Dan Leibsohn has been concerned about economic injustice and insecurity for a very long time. "I have tried to address issues of social justice in all of my work throughout my adult life," says Leibsohn, founder of Community Development Finance, an Oakland-based nonprofit check-cashing store which also offers lending and money management. "I have focused mostly on access to capital for low income individuals and neighborhoods. Without adequate access to capital, neighborhoods, individuals, families, small businesses, organizations, nonprofits -- they cannot fully succeed."
Dan is concerned with ending usury and financial exploitation by helping communities make money available for those who need it. He's part of an age-old struggle. From the Vedic texts in ancient India in 1700 BC to the declarations of the last two Popes and the ongoing Islamic prohibition on charging interest, there has been a near-universal moral condemnation of usury. It's not hard to see why: charging excessive amounts of money for the availability of credit or loans ruins communities, creating an upward flow of wealth while keeping the poor swimming in debt. Finance capitalists have no incentive to support economic policies that provide sustainability to the working class because such sustainability would decrease the need for poor people to borrow money.
In the U.S., the small-dollar loan industry is a $46 billion business. About 76% of the payday loan market is taken up by people taking out new loans to pay back old loans -- a never-ending cycle of debt. The majority of loans are never paid back. Stephen Stetson of Arise Alabama recently told me that in Alabama there are 43,000 payday loans taken out every week, with interest sometimes as high as 455%. In Leibsohn's state of California, over 12.4 million payday loans were made in 2014 -- with interest and finance charges in the hundreds of millions of dollars.
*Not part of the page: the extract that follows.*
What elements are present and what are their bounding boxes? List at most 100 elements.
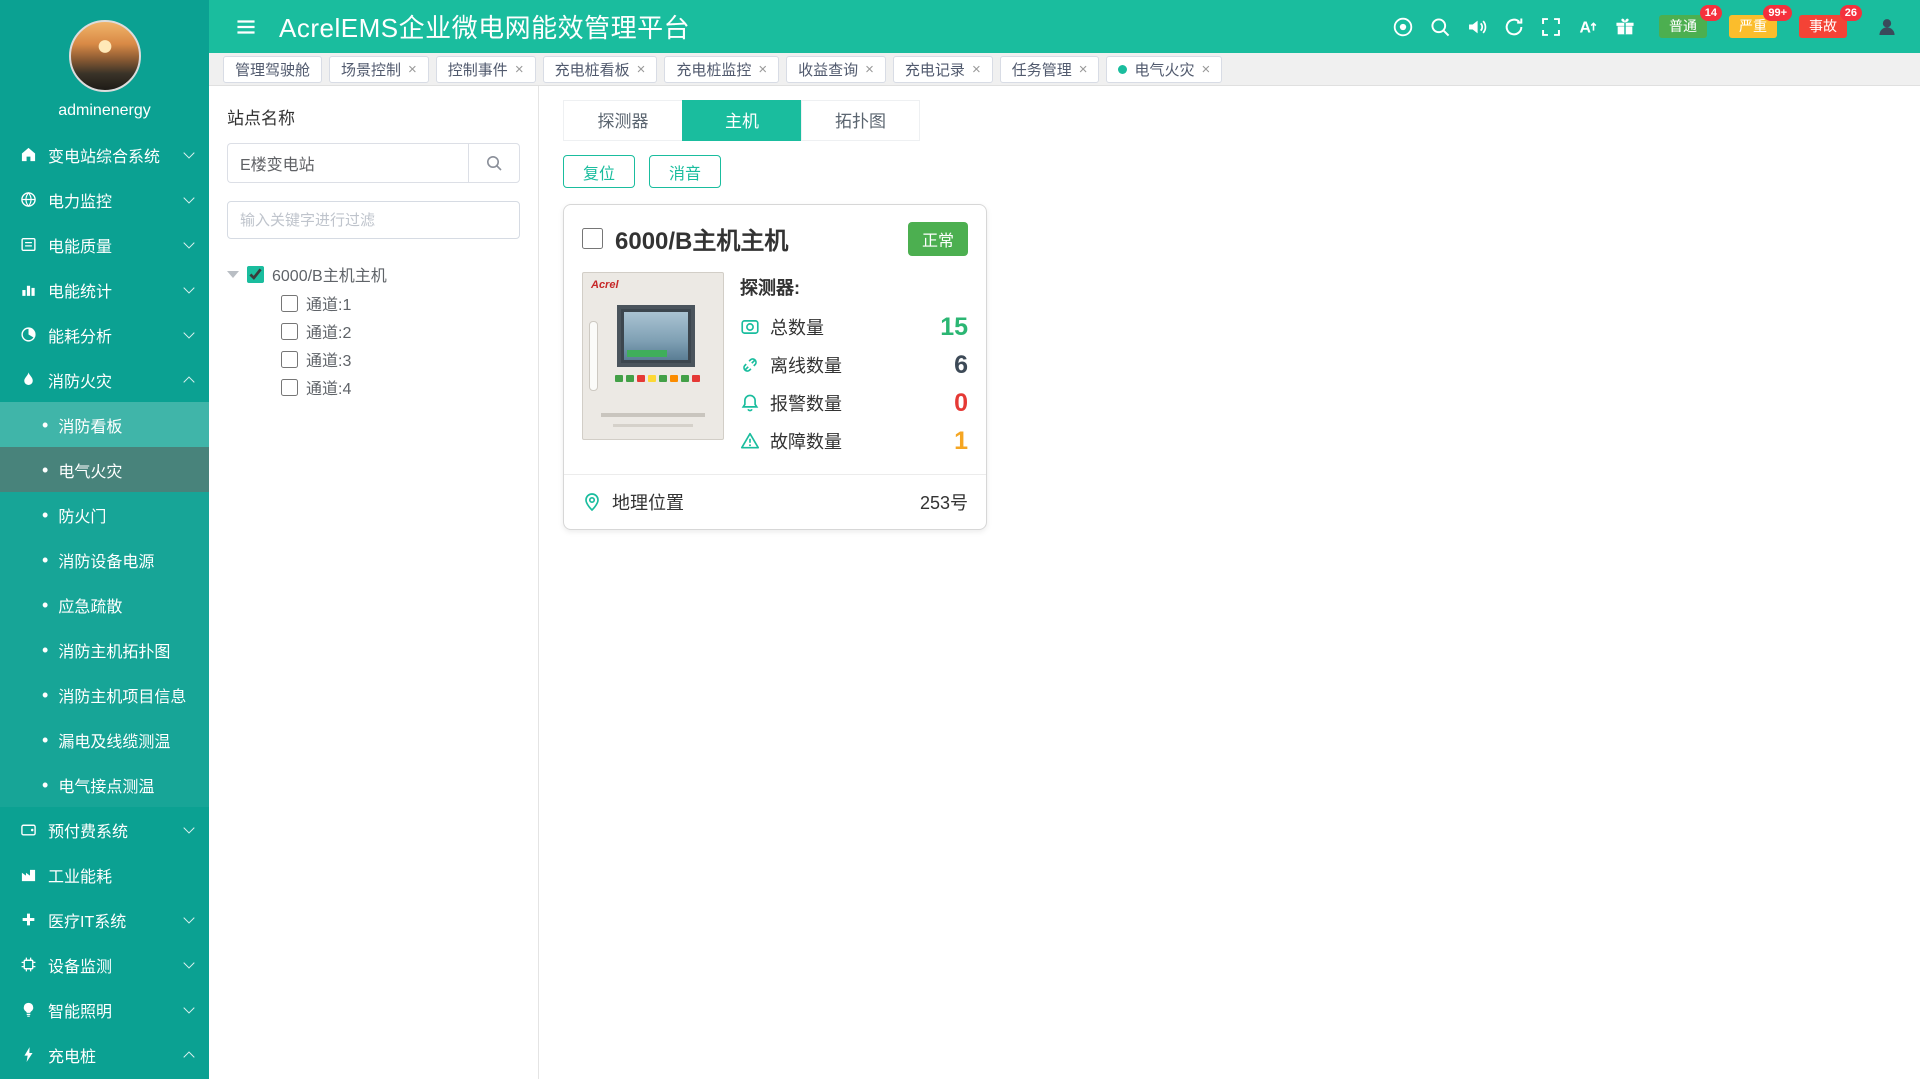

All of this occurs against a larger context of widespread economic insecurity for Americans. Sixty-three percent of us can't afford a $500 emergency. A third of us have no savings whatsoever. This isn't because we're especially lazy or careless. Real wages have tanked, housing and medical costs have skyrocketed, and Wall Street has bled cities of public resources that used to help working people's dollars go further.
Seeing these issues, and the inertia of any federal or state policies to address the root causes and symptoms of it, Leibsohn, who had previously founded and directed the Low-Income Income Housing Fund (now called the Low-Income Investment Fund), launched Community Development Finance (CDF) in 1998, and opened up the non-profit check-cashing store in 2009. Leibsohn knew that cities can't just wish away predatory lenders: as bad as they are, they exist for a reason.
"They trap people in the debt cycle," he told me. "They lobby to turn back efforts to change their businesses. They invent new ways to get around restrictive legislation. But people are choosing them for a reason -- most banks and credit unions are just not interested in these customers. So options are limited. [Simply] eliminating payday loans would remove an important source of credit without replacing it with anything else."
Leibsohn acknowledges that people sometimes make bad financial decisions. But he is quick to add that a lack of decent jobs, terrible trade policies and a "consumption society that pushes us to spend" all contextualize the spending habits of the economically insecure. After all, rich people make bad decisions, too. In order to change things for the better, Leibsohn knew that his model would need to listen to the needs of the economically insecure, offer them economic sustainability, and help them manage what little money they had -- without violating their dignity or autonomy. It's necessary, he says, to reinvent the perception of lenders and the financial community concerning risk, and the self-perception of the borrowers themselves.
The organization's store, Community Check Cashing, offers below-market rates, minimal fees, financial consultation, and small business services. The store is operated on a "social enterprise model," utilizing donations and grants to keep its services accessible and rates low. "The programs save customers an estimated $150,000 to $200,000 annually, or well over $1 million since we opened. This money stays with our customers," Leibsohn says.
The biggest challenge is scale: the nonprofit business model for financial services can't work unless it grows, which is why, for example, the United States Post Office is uniquely suited to take on small-dollar loans or payday advances. CDF is currently seeking $500,000 in support to further develop its lending model. "We need nonprofits and public agencies to assist with access to their clients in need of loans," Leibsohn says.
"We need the larger community to understand that check cashing and related products are not going away soon, to understand and accept that and to work with it. CDF has had four near-death experiences since 2012 -- four times when we almost closed."
I asked Leibsohn what single law he would change if he had the opportunity.
"Citizens United," he answered, and "perhaps reinstate Glass-Steagall." He is optimistic that at the local level, other organizations with mutual interests can benefit from the model offered by CDF. "We will try to work with any interested organizations within our financial and organizational limits in any way that fits their organizational and local needs."
With the number of Americans who are economically insecure hovering over 60 percent and growing every day, and as capitalism continues to contract and the wealthy keep finding ways to hide their wealth, community-level solutions are essential -- and so more Dan Leibsohns are essential.